Prevention powers true healthcare: Priyadarshi Mohapatra

Priyadarshi Mohapatra, Founder and CEO, CureBay Technologies, is an industry veteran and serial entrepreneur known for building high-performance teams and driving innovation across global technology companies and startups.

Before founding CureBay, he held leadership roles at Google, Microsoft, SAP, Avaya, and Sun Microsystems, contributing to major growth initiatives including Google Cloud in India and Microsoft’s Consumer & Devices business.

Driven to address healthcare inequity, he launched CureBay, a rapidly growing rural health-tech platform with 190+ eClinics and 1,500+ Swasthya Mitras, serving over 10.5 lakh patients and recently securing $21 million in Series B funding.

How is CureBay reimagining health assurance to better serve rural and underserved communities?

At CureBay, we believe healthcare should focus on sustaining wellness rather than just treating illness. Through our Payvider model, we combine care delivery, financing, and digital infrastructure to bring primary healthcare to the last mile. Our eClinics and community health workers, SwasthyaSurakhyaks, help families access consultations, diagnostics, telemedicine, and preventive monitoring early, reducing delayed treatment and medical debt while making healthcare continuous, preventive, and community-driven.

Do you believe hybrid healthcare models — combining digital platforms with physical clinics — can significantly improve healthcare access in remote regions?

Rural healthcare needs a hybrid model that blends trusted physical infrastructure with scalable digital platforms. At CureBay, eClinics serve as local healthcare anchors, while digital tools enable teleconsultations, diagnostics management, and patient onboarding. Community health workers connect villagers to these services, ensuring both access and continuity of care. This approach allows patients to receive physical examinations when needed while accessing specialists digitally, creating a system where technology strengthens human trust and expands healthcare access for underserved communities.

What structural challenges do insurers and healthcare providers face when trying to serve remote and underserved populations?

The biggest challenge is that traditional healthcare systems are built around urban hospitals rather than distributed primary care networks. In rural areas, three key barriers persist: delayed primary care leading to preventable crises, limited infrastructure that restricts hospital-centric insurance models, and financial shocks when families face medical emergencies. When care is accessed only during crises, costs rise for both patients and insurers. Embedding healthcare within communities through clinics, digital platforms, and local health workers can shift the system from reactive treatment to proactive prevention, reducing costs and improving outcomes.

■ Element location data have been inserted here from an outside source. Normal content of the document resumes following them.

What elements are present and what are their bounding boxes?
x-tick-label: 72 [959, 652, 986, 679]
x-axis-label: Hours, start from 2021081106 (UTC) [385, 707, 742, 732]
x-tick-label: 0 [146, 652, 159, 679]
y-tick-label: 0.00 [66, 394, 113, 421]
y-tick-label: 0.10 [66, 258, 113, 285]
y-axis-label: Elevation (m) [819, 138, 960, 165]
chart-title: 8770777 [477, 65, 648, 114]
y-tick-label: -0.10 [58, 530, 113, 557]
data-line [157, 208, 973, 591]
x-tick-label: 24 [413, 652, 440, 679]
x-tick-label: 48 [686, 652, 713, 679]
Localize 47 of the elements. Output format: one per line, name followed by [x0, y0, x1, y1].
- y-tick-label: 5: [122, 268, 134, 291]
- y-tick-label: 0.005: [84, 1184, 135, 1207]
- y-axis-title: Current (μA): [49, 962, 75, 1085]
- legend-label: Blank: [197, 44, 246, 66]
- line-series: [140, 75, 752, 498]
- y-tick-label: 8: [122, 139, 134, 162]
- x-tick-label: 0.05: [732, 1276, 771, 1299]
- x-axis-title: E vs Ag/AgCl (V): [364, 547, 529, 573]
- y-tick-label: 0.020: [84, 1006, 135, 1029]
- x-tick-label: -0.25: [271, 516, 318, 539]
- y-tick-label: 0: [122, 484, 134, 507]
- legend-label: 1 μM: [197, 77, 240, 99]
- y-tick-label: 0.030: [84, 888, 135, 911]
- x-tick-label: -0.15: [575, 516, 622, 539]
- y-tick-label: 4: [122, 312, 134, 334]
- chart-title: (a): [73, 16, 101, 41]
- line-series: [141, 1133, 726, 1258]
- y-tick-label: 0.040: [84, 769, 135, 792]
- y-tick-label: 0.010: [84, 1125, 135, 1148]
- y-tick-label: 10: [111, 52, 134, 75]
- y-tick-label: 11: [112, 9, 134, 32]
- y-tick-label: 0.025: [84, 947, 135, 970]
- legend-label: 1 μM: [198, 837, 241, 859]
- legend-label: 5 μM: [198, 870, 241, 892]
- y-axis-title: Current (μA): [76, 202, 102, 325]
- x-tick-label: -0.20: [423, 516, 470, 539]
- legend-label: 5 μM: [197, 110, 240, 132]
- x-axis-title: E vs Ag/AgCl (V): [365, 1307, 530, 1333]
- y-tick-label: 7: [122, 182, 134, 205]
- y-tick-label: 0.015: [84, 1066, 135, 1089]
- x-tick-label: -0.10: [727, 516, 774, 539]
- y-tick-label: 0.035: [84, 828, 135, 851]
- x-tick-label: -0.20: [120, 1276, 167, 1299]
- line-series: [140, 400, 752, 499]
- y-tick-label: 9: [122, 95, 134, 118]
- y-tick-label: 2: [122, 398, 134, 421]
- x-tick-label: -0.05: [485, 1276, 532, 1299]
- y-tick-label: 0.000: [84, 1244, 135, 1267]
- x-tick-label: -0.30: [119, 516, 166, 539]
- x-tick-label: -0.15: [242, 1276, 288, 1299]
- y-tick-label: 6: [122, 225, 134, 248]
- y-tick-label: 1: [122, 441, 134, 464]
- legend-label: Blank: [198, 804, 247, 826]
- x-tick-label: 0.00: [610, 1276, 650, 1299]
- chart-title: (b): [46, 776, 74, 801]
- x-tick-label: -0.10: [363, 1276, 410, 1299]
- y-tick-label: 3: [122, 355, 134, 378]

What approaches are most effective in increasing healthcare and insurance awareness in villages and small towns?

In rural India, healthcare awareness grows through trust and community engagement rather than advertising. At CureBay, SwasthyaSurakhyaks—local community health workers—educate families on preventive care, conduct screenings, and help them enrol in health assurance programs using simple digital tools. Through regular clinic visits, digital check-ins, and community interactions, healthcare becomes part of daily life. As people experience accessible care and predictable costs, awareness gradually turns into adoption.

In emerging rural healthcare ecosystems, how do you balance affordability with comprehensive healthcare coverage?

Affordability comes from redesigning healthcare economics rather than reducing coverage. Traditional systems depend on hospitalisation-driven revenue, while CureBay focuses on preventive care and early intervention to lower long-term treatment costs. Our subscription-based health assurance model replaces unpredictable medical bills with affordable, predictable payments, enabling families to access consultations, diagnostics, and preventive care without financial stress while promoting a system that rewards keeping people healthy

What inspired you to build a healthcare solution focused on underserved communities, and what advice would you offer to aspiring entrepreneurs in this sector?

The inspiration came from observing a fundamental paradox in healthcare — the system often profits when people fall sick, rather than when they stay healthy. This realisation led us to design a model where our success depends on the well-being of our members. When people remain healthy through preventive care and early intervention, the system becomes economically sustainable and socially impactful.